Accumulating evidence of dysregulated lncRNAs expression and genetic variants in lncRNAs in many cancers5–7 implies their potential oncogenic or tumor-suppressor roles in the development of cancer. LncRNAs can participate in aberrations of epigenetic status, such as changes in DNA methylation, histone modifications and chromatin remodeling, to silence or activate transcription of tumor-associated genes.1,8–10 LncRNAs have also been shown to recruit and direct chromatin-modifying complexes to specifically target promoter regions of tumor genes, which eventually impact key biological processes such as cell adhesion, cell cycle and apoptosis in cancers. Additionally, lncRNAs can induce aberrant expression of cancer-associated genes during post-transcriptional processing by regulating alternative pre-mRNA splicing, mRNA translation and the stability of mRNA involved in cancer progression.11,12 For instance, HOX antisense intergenic RNA (HOTAIR), a lncRNA located in the HOXC locus, has been reported to be upregulated in several cancer types.13 Upregulation of HOTAIR could be correlated with an advanced pathological stage and lymph-node metastasis, and indicated poor prognosis in non-small cell lung cancer (NSCLC). Downregulation of HOTAIR by RNAi repressed the migration and invasion of cancer cells in vitro and impeded cell metastasis in vivo.14

Recently, there have been numerous efforts applied to systematically identify cancer lncRNAs and explore their functions in tumorigenesis. Cabili et al. identified a mass of lincRNAs and found significant links with disease-associated regions derived from genome-wide association studies, supporting their potential roles in human disease.15 Thus, subsequent studies begin to take risk SNPs into consideration to identify novel cancer lncRNAs.16,17 Genome-wide transcriptional profiling of lncRNAs was also widely used to explore their functions in cancer.1,18,19 By sequencing 102 prostate tissues and cell lines using next generation sequencing technology, Prensner et al. characterized a novel cancer lincRNA named PCAT-1 which regulates cell proliferation and acts as a transcriptional repressor involved in prostate cancer progression.6 Likewise, through profiling the transcriptome of lncRNAs across multiple human cancers, Brunner et al. suggested lncRNAs can be potential biomarkers of cancers.20 Recently, Du et al. identified cancer subtype-specific driver lncRNAs by combining re-annotated lncRNA expression profiles, clinical information and somatic copy-number alterations data.21 However, discovering lncRNAs involved in cancer remains a significant challenge.

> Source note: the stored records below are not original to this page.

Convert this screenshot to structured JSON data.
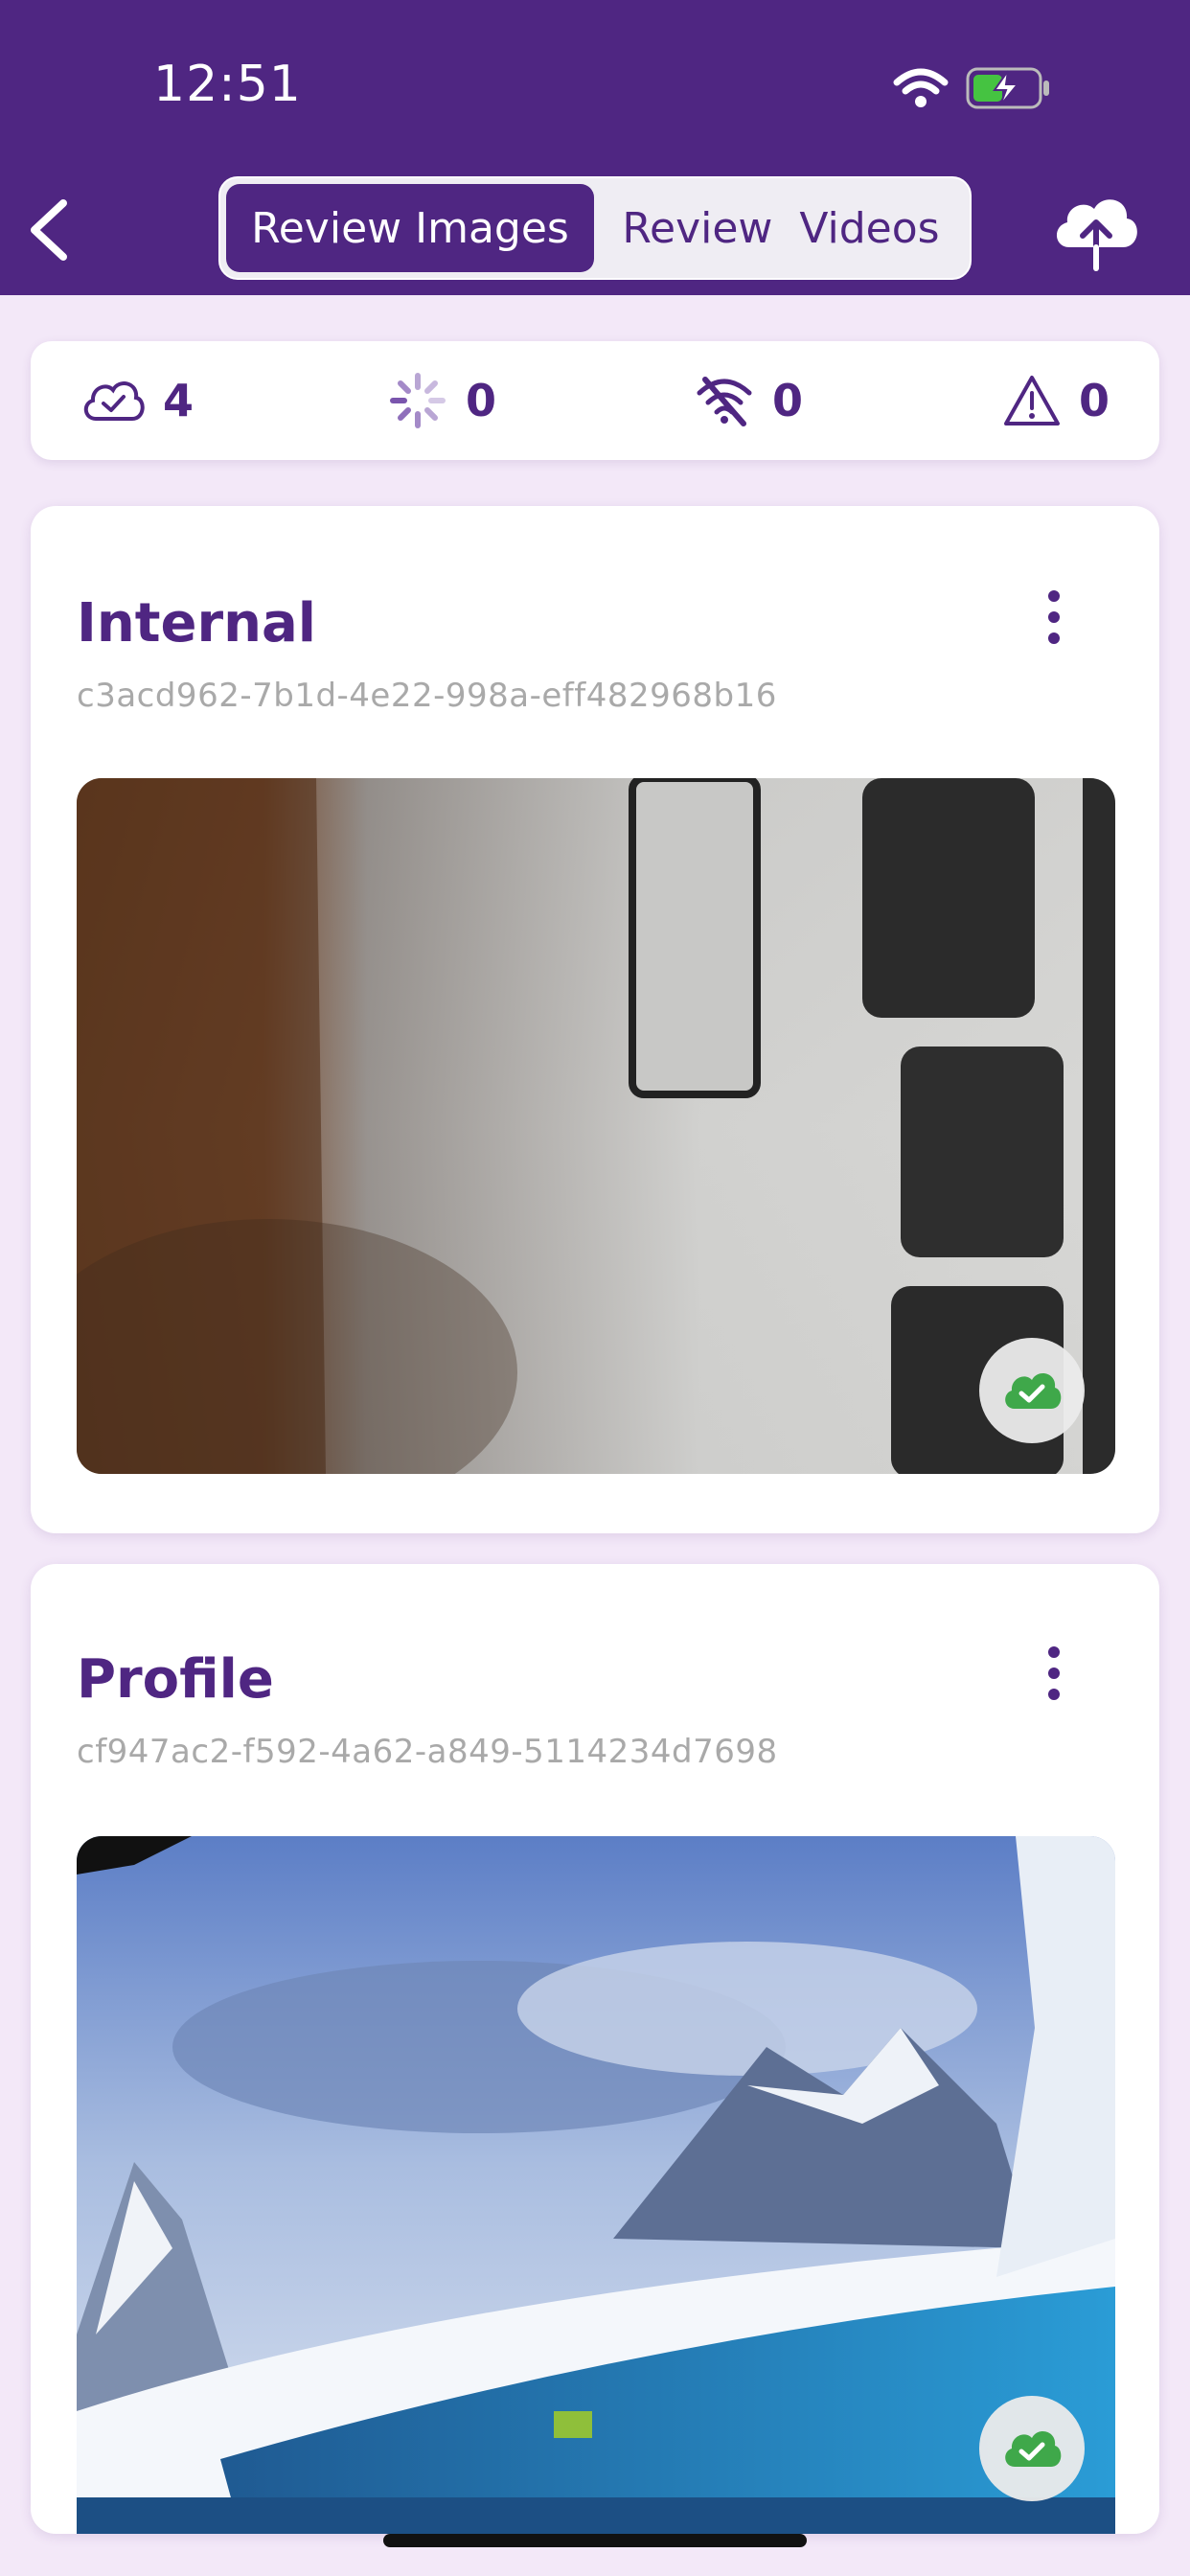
{
  "status_bar": {
    "time": "12:51"
  },
  "header": {
    "tabs": [
      {
        "label": "Review Images",
        "active": true
      },
      {
        "label": "Review  Videos",
        "active": false
      }
    ],
    "back_icon": "chevron-left-icon",
    "upload_icon": "cloud-upload-icon"
  },
  "stats": [
    {
      "icon": "cloud-check-icon",
      "value": "4"
    },
    {
      "icon": "spinner-icon",
      "value": "0"
    },
    {
      "icon": "wifi-off-icon",
      "value": "0"
    },
    {
      "icon": "warning-icon",
      "value": "0"
    }
  ],
  "cards": [
    {
      "title": "Internal",
      "id": "c3acd962-7b1d-4e22-998a-eff482968b16",
      "status": "uploaded"
    },
    {
      "title": "Profile",
      "id": "cf947ac2-f592-4a62-a849-5114234d7698",
      "status": "uploaded"
    }
  ],
  "colors": {
    "brand": "#4f2682",
    "background": "#f3e8f8",
    "success": "#3fa84a"
  }
}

In this study, we applied the naive Bayesian classifier method to construct a model by integrating genomic, miRNA targeting and expression features. Through the model, we predicted a set of cancer-related lncRNAs and found that they were significantly enriched in differentially expressed lncRNAs and differential methylation regions (DMRs) in different cancer types, and were prognosis factors in prostate cancer. We further demonstrated the model using lncRNA knockdown data in mice, and also found an lncRNA, lnc-SNURF-1, showing a strong association with prostate cancer by regulating tumor necrosis factor-mediated signaling pathways.

Materials and methods

Positive and negative lncRNA sets

Known cancer-related lncRNAs were collected by manual curation of the published literature. The recently developed lncRNA disease database (lncRNADisease)22 referring to associations of lncRNAs with disease phenotypes was also used to obtain cancer-related lncRNAs. All of these known cancer-related lncRNAs were re-annotated according to lncRNA genomic positions derived from the LNCipedia database.23 Known cancer-related lncRNAs were mapped to LNCipedia lncRNA IDs when they had at least 50% reciprocal overlap. These known cancer-related lncRNAs with LNCipedia IDs were regarded as the positive lncRNA set. The negative lncRNA set was composed of lncRNAs without any mutations or phenotype-related SNPs within the range of 10 kb upstream and downstream of them. The mutation information (including various types of point mutations in the coding and non-coding regions detected in cancer) was downloaded from the COSMIC database.24 The phenotype-related SNPs were obtained from the GWAS Catalog.5

Construction of features

To reflect the differences between positive lncRNAs and negative lncRNAs, we constructed eight features from aspects of the genome, regulome and transcriptome.
Genomic features. Based on exon structures of lncRNAs extracted from LNCipedia, we determined whether lncRNAs belonged to the antisense group25 (feature I). We counted the numbers of miRNAs (obtained from miRBase, version 20) present in the region of each lncRNA (feature II). Also, for each lncRNA, the total number of repeat elements (including SINE, LINE, LTR, low complexity, satellite and simple repeat derived from the UCSC genome database) located within the lncRNA was calculated (feature III). Next, we identified whether lncRNAs had an AU-rich element (ARE) according to the method described by Clark et al.26 (feature IV). Sequence conservation scores of exons of lncRNAs were calculated using UCSC 44-way vertebrate genome alignment (feature V).
Regulome features. Mature miRNA sequences and miRNA family data were obtained from miRBase. Cancer-related miRNAs were extracted from HMDD2.27 We predicted miRNA–lncRNA interactions using the method described in miRcode.28 For each lncRNA, the number of cancer-related miRNAs targeting this lncRNA was calculated (feature VI).
Transcriptome features. FPKM (fragments per kilobase of exon per million fragments mapped) values of 3213 lncRNAs and 18342 protein-coding genes were estimated from RNA-seq data of the Human Body Map using TopHat29 and Cufflinks30 with default parameters. Pearson correlation coefficient (r ≥ 0.8) was used to determine the co-expression relationships between lncRNAs and protein-coding genes. We calculated the number of co-expressed cancer protein-coding genes for each lncRNA based on cancer gene lists from the Genetic Association Database (GAD)31 (feature VII). In addition, using expression profiles of the Human Body Map data referring to 16 normal tissues,15 a tissue specific score S was calculated for each lncRNA as follows (feature VIII):
image file: c4mb00478g-t1.tif
where n represents the number of tissues, ei represents the expression value of the lncRNA in the ith tissue and emax represents the maximal expression value of the lncRNA across the n tissues.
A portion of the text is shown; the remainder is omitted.